買いオペ前日の12日、TBSテレビの報道番組「サンデーモーニング」で、寺島実郎氏(多摩大学学長)は「アベノミクスは政府主導による円安化政策」としたうえで、「異次元金融緩和と財政出動とデフレからの脱却は調整インフレ政策であり、意図的にインフレに持っていき、そのことによって円安にした」と説明した。
賢い為替トレーダーやエコノミストは、このあたりの事情を読み込んでいる。
いくら政府や日銀の周辺が国債購入の減額を「円安への牽制だ」としても、足元を見透かされているのだ。
日銀が政府債務を買い続けなければならないのは、もはや宿命に近い。
このように、これまで日銀による政府債務の超大量買い上げなどを通じて、かつてないほどのマネーが民間市場に供給された。
ゼロ金利解除後も、過去に日銀が買い込んだ国債、株、不動産(リート)は、日銀からはなかなか売れない。
「マンション1億円時代」を生み出したカラクリ
過去の超低金利政策、なかでも2016年からのマイナス金利政策下では、日銀の手によって不動産や株などが買い込まれ、資産価格をつり上げる政策として力を発揮した。いくら金利を下げても、設備投資や人件費、研究開発など前向きな投資にはほとんど向かうことはなかった。
そしてそれは前例のないカネあまりと超低金利を生み、大量の資金が資産市場に大量に流れ込む。株価が上昇すれば、その「資産効果」でマンションなどの投資対象にもなる不動産価格も上がる。

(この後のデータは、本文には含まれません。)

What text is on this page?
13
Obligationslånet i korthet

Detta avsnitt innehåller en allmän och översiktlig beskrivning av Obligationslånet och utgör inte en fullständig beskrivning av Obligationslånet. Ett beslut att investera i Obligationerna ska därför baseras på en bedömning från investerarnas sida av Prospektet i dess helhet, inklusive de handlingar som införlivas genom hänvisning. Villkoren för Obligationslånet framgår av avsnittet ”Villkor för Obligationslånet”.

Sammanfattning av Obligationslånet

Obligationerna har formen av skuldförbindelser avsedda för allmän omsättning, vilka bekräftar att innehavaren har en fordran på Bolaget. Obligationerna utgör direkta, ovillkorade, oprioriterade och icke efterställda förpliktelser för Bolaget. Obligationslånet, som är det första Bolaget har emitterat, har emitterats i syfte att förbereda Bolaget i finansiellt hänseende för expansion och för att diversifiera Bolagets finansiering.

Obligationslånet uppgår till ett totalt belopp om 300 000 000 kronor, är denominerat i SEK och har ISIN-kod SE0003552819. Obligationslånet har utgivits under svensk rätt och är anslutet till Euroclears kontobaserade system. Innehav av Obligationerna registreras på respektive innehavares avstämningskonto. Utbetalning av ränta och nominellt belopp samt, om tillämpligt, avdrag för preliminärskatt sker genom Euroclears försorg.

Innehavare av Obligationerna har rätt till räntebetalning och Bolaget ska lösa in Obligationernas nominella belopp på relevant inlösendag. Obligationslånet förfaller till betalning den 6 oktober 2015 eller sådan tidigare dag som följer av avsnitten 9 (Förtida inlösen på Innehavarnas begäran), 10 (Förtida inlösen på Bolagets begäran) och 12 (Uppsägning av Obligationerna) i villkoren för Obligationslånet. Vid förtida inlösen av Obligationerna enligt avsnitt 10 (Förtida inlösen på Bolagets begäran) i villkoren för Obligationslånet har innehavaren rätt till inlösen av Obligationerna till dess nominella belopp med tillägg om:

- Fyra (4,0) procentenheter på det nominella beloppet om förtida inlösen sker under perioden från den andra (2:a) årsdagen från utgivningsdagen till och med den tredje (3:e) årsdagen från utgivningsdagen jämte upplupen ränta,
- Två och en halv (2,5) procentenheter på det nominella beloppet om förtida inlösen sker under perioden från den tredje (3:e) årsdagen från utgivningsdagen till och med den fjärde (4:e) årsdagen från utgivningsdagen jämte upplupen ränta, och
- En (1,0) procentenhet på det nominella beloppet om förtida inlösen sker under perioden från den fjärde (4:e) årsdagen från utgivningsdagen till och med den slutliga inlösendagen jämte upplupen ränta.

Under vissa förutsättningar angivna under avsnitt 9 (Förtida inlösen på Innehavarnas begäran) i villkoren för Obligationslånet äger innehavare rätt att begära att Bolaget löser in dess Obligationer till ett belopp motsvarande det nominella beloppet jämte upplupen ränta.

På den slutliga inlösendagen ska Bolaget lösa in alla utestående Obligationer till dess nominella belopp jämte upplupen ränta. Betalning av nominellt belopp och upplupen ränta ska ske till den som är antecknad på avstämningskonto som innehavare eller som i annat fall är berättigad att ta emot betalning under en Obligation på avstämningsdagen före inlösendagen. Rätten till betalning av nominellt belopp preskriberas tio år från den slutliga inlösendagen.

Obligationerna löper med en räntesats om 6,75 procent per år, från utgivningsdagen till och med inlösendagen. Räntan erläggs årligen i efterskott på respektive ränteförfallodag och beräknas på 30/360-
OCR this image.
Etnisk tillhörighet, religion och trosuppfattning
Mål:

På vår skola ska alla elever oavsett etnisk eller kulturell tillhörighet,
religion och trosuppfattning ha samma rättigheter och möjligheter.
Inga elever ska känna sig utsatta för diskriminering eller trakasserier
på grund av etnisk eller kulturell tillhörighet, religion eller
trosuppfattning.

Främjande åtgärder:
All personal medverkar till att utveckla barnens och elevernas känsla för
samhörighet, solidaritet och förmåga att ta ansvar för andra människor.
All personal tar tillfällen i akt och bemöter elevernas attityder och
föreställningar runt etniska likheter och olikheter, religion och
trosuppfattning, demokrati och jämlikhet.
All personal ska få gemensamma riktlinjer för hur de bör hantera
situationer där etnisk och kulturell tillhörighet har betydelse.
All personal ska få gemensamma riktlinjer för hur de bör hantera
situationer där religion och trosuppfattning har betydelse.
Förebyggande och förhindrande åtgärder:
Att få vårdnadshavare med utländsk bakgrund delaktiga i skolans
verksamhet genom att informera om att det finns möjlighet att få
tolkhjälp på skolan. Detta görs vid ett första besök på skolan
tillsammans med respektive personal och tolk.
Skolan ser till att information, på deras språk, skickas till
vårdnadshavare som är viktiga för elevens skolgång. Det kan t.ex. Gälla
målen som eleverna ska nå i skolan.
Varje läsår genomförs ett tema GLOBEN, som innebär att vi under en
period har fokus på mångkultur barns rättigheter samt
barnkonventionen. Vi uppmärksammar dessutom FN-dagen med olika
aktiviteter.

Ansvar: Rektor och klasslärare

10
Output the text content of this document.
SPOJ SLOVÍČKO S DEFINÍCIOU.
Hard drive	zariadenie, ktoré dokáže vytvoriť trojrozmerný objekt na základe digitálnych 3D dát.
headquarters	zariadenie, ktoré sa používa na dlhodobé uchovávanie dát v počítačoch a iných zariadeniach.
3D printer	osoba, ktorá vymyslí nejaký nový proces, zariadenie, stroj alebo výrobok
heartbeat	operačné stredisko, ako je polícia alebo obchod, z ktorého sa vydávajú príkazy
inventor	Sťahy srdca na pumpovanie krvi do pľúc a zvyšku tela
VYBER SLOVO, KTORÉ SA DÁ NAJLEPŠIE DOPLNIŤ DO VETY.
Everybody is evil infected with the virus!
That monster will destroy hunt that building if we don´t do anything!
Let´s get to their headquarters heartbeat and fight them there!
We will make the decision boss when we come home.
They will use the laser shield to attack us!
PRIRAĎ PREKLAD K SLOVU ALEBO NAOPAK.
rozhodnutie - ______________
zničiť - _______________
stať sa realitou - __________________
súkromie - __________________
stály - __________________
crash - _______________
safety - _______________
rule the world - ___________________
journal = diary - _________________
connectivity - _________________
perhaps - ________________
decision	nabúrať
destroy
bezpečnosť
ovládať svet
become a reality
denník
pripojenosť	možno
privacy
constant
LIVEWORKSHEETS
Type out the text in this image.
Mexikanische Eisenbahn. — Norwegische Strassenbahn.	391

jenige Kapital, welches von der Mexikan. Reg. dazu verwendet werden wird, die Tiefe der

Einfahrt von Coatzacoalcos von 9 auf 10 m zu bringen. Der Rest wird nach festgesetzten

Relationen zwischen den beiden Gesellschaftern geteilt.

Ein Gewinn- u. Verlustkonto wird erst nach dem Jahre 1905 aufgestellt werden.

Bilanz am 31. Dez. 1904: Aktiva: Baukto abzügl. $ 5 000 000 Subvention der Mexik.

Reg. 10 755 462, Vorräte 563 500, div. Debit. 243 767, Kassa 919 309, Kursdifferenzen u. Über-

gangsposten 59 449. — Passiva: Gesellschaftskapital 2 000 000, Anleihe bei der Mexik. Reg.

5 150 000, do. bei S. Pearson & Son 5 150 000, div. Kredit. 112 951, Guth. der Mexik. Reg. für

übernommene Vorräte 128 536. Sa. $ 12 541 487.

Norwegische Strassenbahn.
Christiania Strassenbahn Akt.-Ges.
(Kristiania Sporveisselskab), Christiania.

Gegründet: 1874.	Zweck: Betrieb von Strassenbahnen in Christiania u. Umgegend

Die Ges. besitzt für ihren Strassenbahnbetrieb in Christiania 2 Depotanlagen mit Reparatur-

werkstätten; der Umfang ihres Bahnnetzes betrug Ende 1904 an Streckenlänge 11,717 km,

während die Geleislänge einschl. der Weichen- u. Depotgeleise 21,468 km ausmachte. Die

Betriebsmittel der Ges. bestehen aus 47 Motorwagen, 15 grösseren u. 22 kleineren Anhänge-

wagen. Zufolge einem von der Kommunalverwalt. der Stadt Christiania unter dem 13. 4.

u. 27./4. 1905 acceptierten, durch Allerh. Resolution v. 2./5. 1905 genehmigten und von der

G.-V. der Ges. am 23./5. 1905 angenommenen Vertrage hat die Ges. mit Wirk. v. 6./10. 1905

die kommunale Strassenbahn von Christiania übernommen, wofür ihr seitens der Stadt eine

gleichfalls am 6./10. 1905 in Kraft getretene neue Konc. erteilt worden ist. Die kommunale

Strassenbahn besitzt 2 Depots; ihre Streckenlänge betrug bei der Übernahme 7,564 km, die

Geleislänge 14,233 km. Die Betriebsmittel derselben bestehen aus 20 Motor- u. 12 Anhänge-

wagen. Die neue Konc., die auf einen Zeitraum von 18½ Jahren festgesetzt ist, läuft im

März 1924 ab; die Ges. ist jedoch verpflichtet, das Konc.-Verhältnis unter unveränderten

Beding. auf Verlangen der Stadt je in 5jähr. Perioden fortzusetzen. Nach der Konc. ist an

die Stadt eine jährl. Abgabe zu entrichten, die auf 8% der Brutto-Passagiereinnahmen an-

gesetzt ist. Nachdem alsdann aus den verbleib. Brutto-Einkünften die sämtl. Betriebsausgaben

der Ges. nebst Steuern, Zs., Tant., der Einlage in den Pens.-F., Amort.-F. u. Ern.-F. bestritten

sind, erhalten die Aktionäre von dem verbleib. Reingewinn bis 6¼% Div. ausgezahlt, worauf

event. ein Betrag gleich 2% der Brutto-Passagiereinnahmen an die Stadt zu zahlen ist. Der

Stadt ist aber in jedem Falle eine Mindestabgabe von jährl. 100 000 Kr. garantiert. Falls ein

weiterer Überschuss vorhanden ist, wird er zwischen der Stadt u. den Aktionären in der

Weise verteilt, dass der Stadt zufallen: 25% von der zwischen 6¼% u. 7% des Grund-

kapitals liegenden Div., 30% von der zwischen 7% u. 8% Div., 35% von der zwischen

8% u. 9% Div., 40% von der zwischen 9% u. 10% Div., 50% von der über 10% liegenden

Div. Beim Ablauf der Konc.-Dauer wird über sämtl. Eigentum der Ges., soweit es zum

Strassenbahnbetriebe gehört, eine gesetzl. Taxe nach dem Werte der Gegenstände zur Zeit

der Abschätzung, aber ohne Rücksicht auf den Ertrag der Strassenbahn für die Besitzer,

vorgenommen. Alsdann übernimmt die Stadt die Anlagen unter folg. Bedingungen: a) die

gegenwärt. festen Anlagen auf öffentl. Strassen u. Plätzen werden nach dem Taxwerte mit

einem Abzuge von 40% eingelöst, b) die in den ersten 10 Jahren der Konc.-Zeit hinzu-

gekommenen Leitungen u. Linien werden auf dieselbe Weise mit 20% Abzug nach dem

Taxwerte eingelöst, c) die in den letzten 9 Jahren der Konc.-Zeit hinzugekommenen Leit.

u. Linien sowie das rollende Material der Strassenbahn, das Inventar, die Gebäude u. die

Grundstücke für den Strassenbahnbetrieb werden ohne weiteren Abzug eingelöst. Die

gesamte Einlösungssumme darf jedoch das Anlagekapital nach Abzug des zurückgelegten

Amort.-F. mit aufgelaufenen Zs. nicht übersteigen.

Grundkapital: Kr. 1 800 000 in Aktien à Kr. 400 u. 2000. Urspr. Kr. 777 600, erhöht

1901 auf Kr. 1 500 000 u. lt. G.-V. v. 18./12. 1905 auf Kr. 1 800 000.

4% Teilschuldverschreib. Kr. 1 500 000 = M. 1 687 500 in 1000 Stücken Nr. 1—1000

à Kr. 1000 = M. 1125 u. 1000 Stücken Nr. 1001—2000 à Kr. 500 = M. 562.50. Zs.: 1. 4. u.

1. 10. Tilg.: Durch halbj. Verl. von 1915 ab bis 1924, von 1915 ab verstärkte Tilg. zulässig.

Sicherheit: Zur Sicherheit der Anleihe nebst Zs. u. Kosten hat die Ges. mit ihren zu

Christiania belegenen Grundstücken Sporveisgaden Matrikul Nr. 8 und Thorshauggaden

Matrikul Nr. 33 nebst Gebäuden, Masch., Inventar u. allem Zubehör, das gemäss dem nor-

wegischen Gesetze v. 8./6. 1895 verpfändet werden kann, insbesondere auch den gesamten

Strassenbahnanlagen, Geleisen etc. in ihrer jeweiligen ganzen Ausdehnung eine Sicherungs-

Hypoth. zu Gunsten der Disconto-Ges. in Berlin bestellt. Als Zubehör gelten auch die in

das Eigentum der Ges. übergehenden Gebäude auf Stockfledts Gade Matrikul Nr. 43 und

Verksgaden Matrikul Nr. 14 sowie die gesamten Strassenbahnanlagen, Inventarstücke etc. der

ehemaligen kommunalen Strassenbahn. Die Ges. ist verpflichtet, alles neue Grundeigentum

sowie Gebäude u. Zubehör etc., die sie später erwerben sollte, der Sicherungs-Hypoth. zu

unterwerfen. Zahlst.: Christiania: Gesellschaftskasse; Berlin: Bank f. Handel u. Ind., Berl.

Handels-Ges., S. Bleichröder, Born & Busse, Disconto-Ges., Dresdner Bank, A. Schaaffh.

株の上昇によって資産が増えた富裕層が、市場に厚みがあり流動性が高く収益が見込まれるタワーマンションなどを買いに動いたのだ。
もう、みなさんもお気づきだろう。
昨今の不動産価格の暴騰を招いた真犯人は、政府と日銀である。
そして、このマンション1億円時代には、悪性インフレの悪夢が同居している。
今後も、政府の借金を日銀に押し付ける懸念は悪性インフレを予想させ、お金を優良不動産や株に変えようという動きが、すでに始まっているのだ。